So I am trying to sync between my Mac and a FreeNAS. For those of you not familiar, FreeNAS is an open-source OS that turns any x86 box into a free-standing NAS with a web GUI, based on FreeBSD. Syncthing is available as a plugin for FreeNAS, and runs in a jail (for those familiar with that UNIX concept).
The rub in my case is that the FreeNAS can connect to a Windows Domain Controller on the network and serve Samba shares and have their permissions managed by the domain controller. Unfortunately this makes for some interesting permissions issues, because the FreeNAS (UNIX) imports the Active Directory users and groups (Windows) from the domain controller, where they are utilized side-by-side with traditional UNIX users/groups. Then the Samba shares on the FreeNAS are owned by the Windows Administrator account and their group is the Windows Domain Users. They have to be this way, so Windows client machines can access the shares and read/write to them.
So I am trying to have two Samba shares sync up to a USB hard drive plugged into a Mac. To be clear, Syncthing is running in a plugin on the FreeNAS itself, so Syncthing is accessing those folders directly, not through Samba.
So the Syncthing plugin runs as a UNIX user ‘syncthing’. Starting out, the FreeNAS instance of Syncthing could not write anything to those shares, because they were owned by the Windows Administrator and grouped as Windows Domain Users. So initially, UNIX user ‘syncthing’ had no access to write in those directories. So in the UNIX command line of the FreeNAS, I used the getfacl command to create ACLs granting ‘full_set’ permissions to UNIX user ‘syncthing’, while still preserving Windows Administrator and Windows Domain Users as the owner/group.
My initial tests were creating empty folders on both sides and with these permissions/ACLs things seemed to work both ways. When I started moving files, I found stuff made it fine on the Mac side. However on the FreeNAS side, the files complete, but never get renamed. So they end up sitting there with a .syncthing prefix and a .tmp suffix.

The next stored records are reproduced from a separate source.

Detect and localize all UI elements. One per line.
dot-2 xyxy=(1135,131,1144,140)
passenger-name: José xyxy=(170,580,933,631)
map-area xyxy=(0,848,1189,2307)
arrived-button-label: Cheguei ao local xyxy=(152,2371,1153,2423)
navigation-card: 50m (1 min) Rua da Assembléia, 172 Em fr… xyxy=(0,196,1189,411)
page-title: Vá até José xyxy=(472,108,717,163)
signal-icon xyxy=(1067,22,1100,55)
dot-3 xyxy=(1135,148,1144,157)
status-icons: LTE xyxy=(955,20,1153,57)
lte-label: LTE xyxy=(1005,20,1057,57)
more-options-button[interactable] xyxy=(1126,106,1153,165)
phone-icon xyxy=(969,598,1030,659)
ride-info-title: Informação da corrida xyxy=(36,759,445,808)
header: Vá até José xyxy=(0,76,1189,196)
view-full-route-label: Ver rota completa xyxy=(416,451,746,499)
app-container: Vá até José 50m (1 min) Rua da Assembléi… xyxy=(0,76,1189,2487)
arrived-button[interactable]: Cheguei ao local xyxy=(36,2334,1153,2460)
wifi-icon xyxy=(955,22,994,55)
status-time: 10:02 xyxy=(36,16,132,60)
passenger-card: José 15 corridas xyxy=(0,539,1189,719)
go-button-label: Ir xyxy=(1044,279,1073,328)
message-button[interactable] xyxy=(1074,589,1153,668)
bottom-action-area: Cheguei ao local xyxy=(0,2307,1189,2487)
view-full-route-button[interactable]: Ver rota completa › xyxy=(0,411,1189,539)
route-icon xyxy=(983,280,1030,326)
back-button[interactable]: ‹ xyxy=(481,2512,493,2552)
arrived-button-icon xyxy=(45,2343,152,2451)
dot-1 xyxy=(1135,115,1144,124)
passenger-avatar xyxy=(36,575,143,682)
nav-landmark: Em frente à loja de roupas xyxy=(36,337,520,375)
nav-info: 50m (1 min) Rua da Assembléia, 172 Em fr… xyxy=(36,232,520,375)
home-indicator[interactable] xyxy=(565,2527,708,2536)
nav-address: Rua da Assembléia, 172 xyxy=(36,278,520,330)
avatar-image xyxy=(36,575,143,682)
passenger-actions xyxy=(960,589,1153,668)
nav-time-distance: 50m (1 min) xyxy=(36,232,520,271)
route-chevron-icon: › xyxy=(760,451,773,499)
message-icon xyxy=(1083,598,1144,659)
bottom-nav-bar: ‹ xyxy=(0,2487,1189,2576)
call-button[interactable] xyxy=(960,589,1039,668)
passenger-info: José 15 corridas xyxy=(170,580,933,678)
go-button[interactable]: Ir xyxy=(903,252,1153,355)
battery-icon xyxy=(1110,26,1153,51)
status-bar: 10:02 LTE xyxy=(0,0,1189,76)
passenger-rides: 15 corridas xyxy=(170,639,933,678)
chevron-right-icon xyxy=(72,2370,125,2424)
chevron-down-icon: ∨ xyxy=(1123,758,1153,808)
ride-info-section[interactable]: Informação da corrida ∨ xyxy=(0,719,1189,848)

To prove that the issue lies with permissions in some way, as it relates to the Windows Domain user/groups, I created another shared folder between the Mac and a non-Samba folder on the FreeNAS that is only accessible through its UNIX command line. On the FreeNAS side, this folder is fully owned by UNIX user ‘syncthing’, not just an ACL. This worked like a charm.
So in the case of the Samba shares, permissions seem to be such that it is writable by Syncthing. But something is preventing it from changing the .tmp files to what they should really be when transfer is complete.
My only initial theory is maybe I have to check permissions on some dot-file of Syncthing’s on the FreeNAS that is crucial to it knowing when to rename a completed file properly?